On the weekends, I do sports and that for sure happens at home. One cannot do it in parks, it is impossible because of the traditional Iraqi attitude which puts limitations to women. However, there are many female gyms which is not preferable because their schedule is not in accordance with the standard working time. And it is not safe here in general, but what can I do? I cannot hide at home. Why the police doesn’t do anything? The army does not have ability to protect people. However, here is the place where I was born and grew up so it's hard to leave.

Wearing a Scarf and high heels

I do wear longer clothes in some areas of Baghdad, but since I wear a headscarf, I don't consider it a big challenge to walk there. And maybe I'm saying that because I used to live in that situation. Anyway, you have to cope fighting alone and it’s not easy. And sometimes I should hide what I think. Otherwise, it will cause me trouble, even if the people I speak to are well-educated.

You can notice my favourite dresses mainly in Germany.
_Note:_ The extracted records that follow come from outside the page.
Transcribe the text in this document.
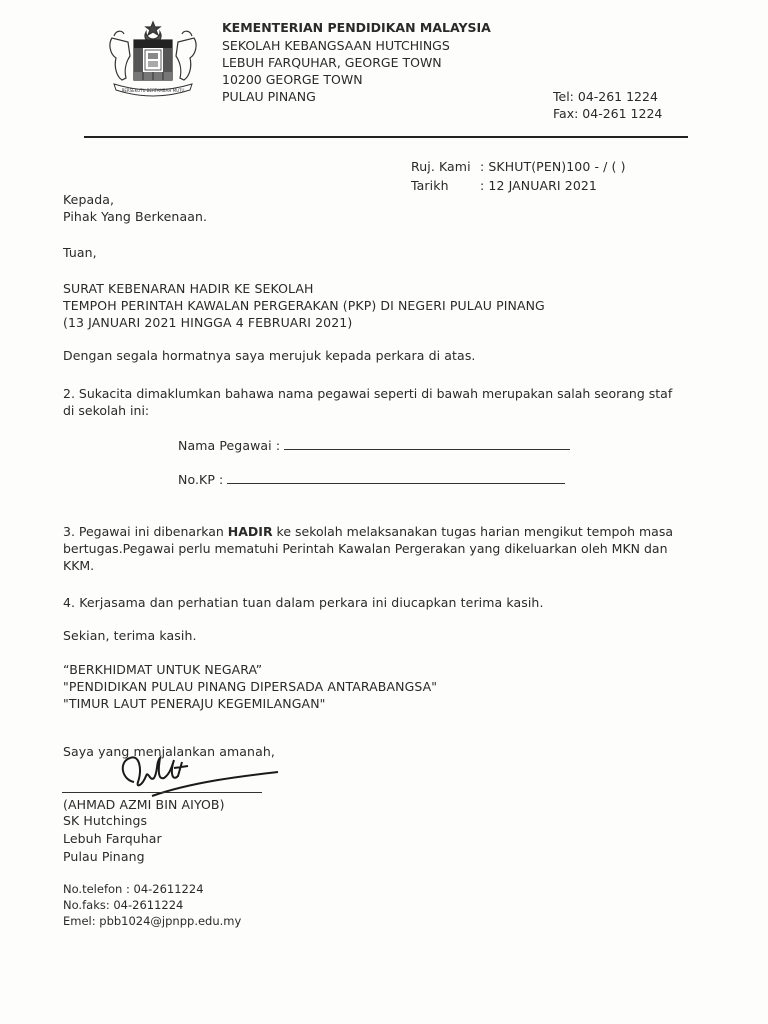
BERSEKUTU BERTAMBAH MUTU
KEMENTERIAN PENDIDIKAN MALAYSIA
SEKOLAH KEBANGSAAN HUTCHINGS
LEBUH FARQUHAR, GEORGE TOWN
10200 GEORGE TOWN
PULAU PINANG	Tel: 04-261 1224
Fax: 04-261 1224
Ruj. Kami : SKHUT(PEN)100 - / ( )
Tarikh	: 12 JANUARI 2021
Kepada,
Pihak Yang Berkenaan.
Tuan,
SURAT KEBENARAN HADIR KE SEKOLAH
TEMPOH PERINTAH KAWALAN PERGERAKAN (PKP) DI NEGERI PULAU PINANG
(13 JANUARI 2021 HINGGA 4 FEBRUARI 2021)
Dengan segala hormatnya saya merujuk kepada perkara di atas.
2. Sukacita dimaklumkan bahawa nama pegawai seperti di bawah merupakan salah seorang staf di sekolah ini:
Nama Pegawai :
No.KP :
3. Pegawai ini dibenarkan HADIR ke sekolah melaksanakan tugas harian mengikut tempoh masa bertugas.Pegawai perlu mematuhi Perintah Kawalan Pergerakan yang dikeluarkan oleh MKN dan KKM.
4. Kerjasama dan perhatian tuan dalam perkara ini diucapkan terima kasih.
Sekian, terima kasih.
“BERKHIDMAT UNTUK NEGARA”
"PENDIDIKAN PULAU PINANG DIPERSADA ANTARABANGSA"
"TIMUR LAUT PENERAJU KEGEMILANGAN"
Saya yang menjalankan amanah,
(AHMAD AZMI BIN AIYOB)
SK Hutchings
Lebuh Farquhar
Pulau Pinang
No.telefon : 04-2611224
No.faks: 04-2611224
Emel: pbb1024@jpnpp.edu.my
It’s great to change the style of your scarf everyday so you don't get bored and at the same time, although you wear a headscarf, you are still fashionable. I do watch fashion shows or surf the net to be updated about the trends. And I choose clothes which suite me best — a girl who is wearing a scarf. This comes at first place because I have to cover my body except for my hands and face. How do people accept you? It depends on the area where you live and work. And there is a lot of talk from people around and pressure. A lot of harassment.